After restoring order, Beshimov says the government must commit to democratization by discerning who are serious democrats and who might want to build another lucrative, Bakiev-like regime—and then allowing only those that fall into the former group to gain political power. "I believe that she [Otunbayeva] will follow this priority of democratization, but her own personal effort is not enough," says Beshimov.
Shepherd adds that the new government must address the country's energy crisis. Powerful neighbors, namely Uzbekistan, have made it impossible for the country to develop a strong energy sector. People throughout the country are often plagued by shortages and plunged into blackouts—and Bakiev's government did little to assuage the situation, focusing on hydropower development that never really went anywhere. "The West could … try and give support to companies that want to manufacture alternative ways of producing energy," Shepherd says.
What else should the West do to help Kyrgyzstan?
Soon after the Tulip Revolution, Kyrgyzstan fell off the West's radar. The small state didn't have resources—namely, oil and gas—that other countries wanted. What's more, it seemed in relatively good shape compared to its Central Asian neighbors: Turkmenistan ranks up with Burma and North Korea as one of the world's most totalitarian states, Uzbekistan has reportedly boiled opposition members alive, and Kazakhstan is rife with political and economic corruption. "There was the expectation that Kyrgyzstan was doing OK," says Lanskoy. "They had had their breakthrough."

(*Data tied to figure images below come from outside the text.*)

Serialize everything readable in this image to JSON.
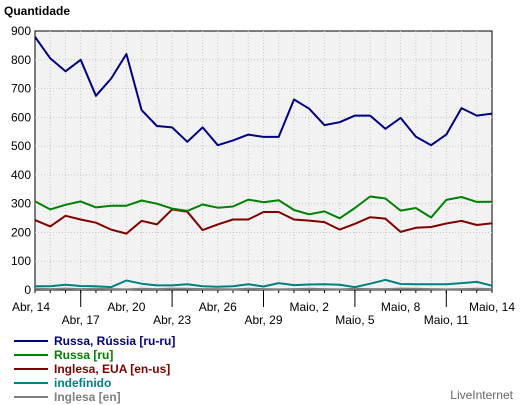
{
  "chart_data": {
    "type": "line",
    "ylabel": "Quantidade",
    "ylim": [
      0,
      900
    ],
    "yticks": [
      0,
      100,
      200,
      300,
      400,
      500,
      600,
      700,
      800,
      900
    ],
    "grid": true,
    "legend_placement": "bottom",
    "x": [
      "Abr, 14",
      "Abr, 15",
      "Abr, 16",
      "Abr, 17",
      "Abr, 18",
      "Abr, 19",
      "Abr, 20",
      "Abr, 21",
      "Abr, 22",
      "Abr, 23",
      "Abr, 24",
      "Abr, 25",
      "Abr, 26",
      "Abr, 27",
      "Abr, 28",
      "Abr, 29",
      "Abr, 30",
      "Maio, 1",
      "Maio, 2",
      "Maio, 3",
      "Maio, 4",
      "Maio, 5",
      "Maio, 6",
      "Maio, 7",
      "Maio, 8",
      "Maio, 9",
      "Maio, 10",
      "Maio, 11",
      "Maio, 12",
      "Maio, 13",
      "Maio, 14"
    ],
    "xtick_labels": [
      {
        "i": 0,
        "label": "Abr, 14",
        "row": 1
      },
      {
        "i": 3,
        "label": "Abr, 17",
        "row": 2
      },
      {
        "i": 6,
        "label": "Abr, 20",
        "row": 1
      },
      {
        "i": 9,
        "label": "Abr, 23",
        "row": 2
      },
      {
        "i": 12,
        "label": "Abr, 26",
        "row": 1
      },
      {
        "i": 15,
        "label": "Abr, 29",
        "row": 2
      },
      {
        "i": 18,
        "label": "Maio, 2",
        "row": 1
      },
      {
        "i": 21,
        "label": "Maio, 5",
        "row": 2
      },
      {
        "i": 24,
        "label": "Maio, 8",
        "row": 1
      },
      {
        "i": 27,
        "label": "Maio, 11",
        "row": 2
      },
      {
        "i": 30,
        "label": "Maio, 14",
        "row": 1
      }
    ],
    "series": [
      {
        "name": "Russa, Rússia [ru-ru]",
        "color": "#000080",
        "values": [
          880,
          805,
          760,
          800,
          675,
          735,
          820,
          625,
          570,
          565,
          515,
          565,
          503,
          520,
          540,
          532,
          532,
          662,
          630,
          573,
          583,
          606,
          606,
          560,
          598,
          533,
          503,
          540,
          632,
          606,
          613
        ]
      },
      {
        "name": "Russa [ru]",
        "color": "#008000",
        "values": [
          308,
          280,
          296,
          308,
          287,
          293,
          293,
          311,
          300,
          283,
          275,
          297,
          286,
          290,
          314,
          305,
          312,
          278,
          263,
          273,
          249,
          285,
          325,
          318,
          276,
          285,
          252,
          313,
          323,
          306,
          307
        ]
      },
      {
        "name": "Inglesa, EUA [en-us]",
        "color": "#800000",
        "values": [
          243,
          221,
          258,
          245,
          234,
          210,
          196,
          240,
          228,
          280,
          272,
          208,
          228,
          245,
          245,
          271,
          271,
          245,
          241,
          236,
          210,
          230,
          253,
          248,
          202,
          216,
          219,
          231,
          240,
          226,
          232
        ]
      },
      {
        "name": "indefinido",
        "color": "#008080",
        "values": [
          13,
          13,
          18,
          14,
          13,
          10,
          33,
          22,
          16,
          16,
          20,
          13,
          11,
          13,
          20,
          12,
          24,
          17,
          19,
          20,
          18,
          10,
          22,
          35,
          21,
          20,
          20,
          20,
          24,
          28,
          15
        ]
      },
      {
        "name": "Inglesa [en]",
        "color": "#808080",
        "values": [
          4,
          3,
          5,
          3,
          4,
          3,
          2,
          4,
          3,
          5,
          4,
          3,
          3,
          2,
          4,
          3,
          2,
          3,
          4,
          3,
          2,
          4,
          3,
          3,
          5,
          4,
          3,
          2,
          3,
          4,
          3
        ]
      }
    ]
  },
  "branding": "LiveInternet"
}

Beshimov says the West was mostly concerned with security in Kyrgyzstan, not democratization. This time around, observers agree that the West should do more to help the country build a strong, free government and civil society—offering financial and logistical support to the state, NGOs, and energy companies eager to create a sustainable way of life for the Kyrgyz people. "Democracies should share their experiences and help fragile countries," Beshimov says. "If this time the Kyrgyz government does not follow a path into real democratization—oh, it will be a tragic story for Kyrgyzstan."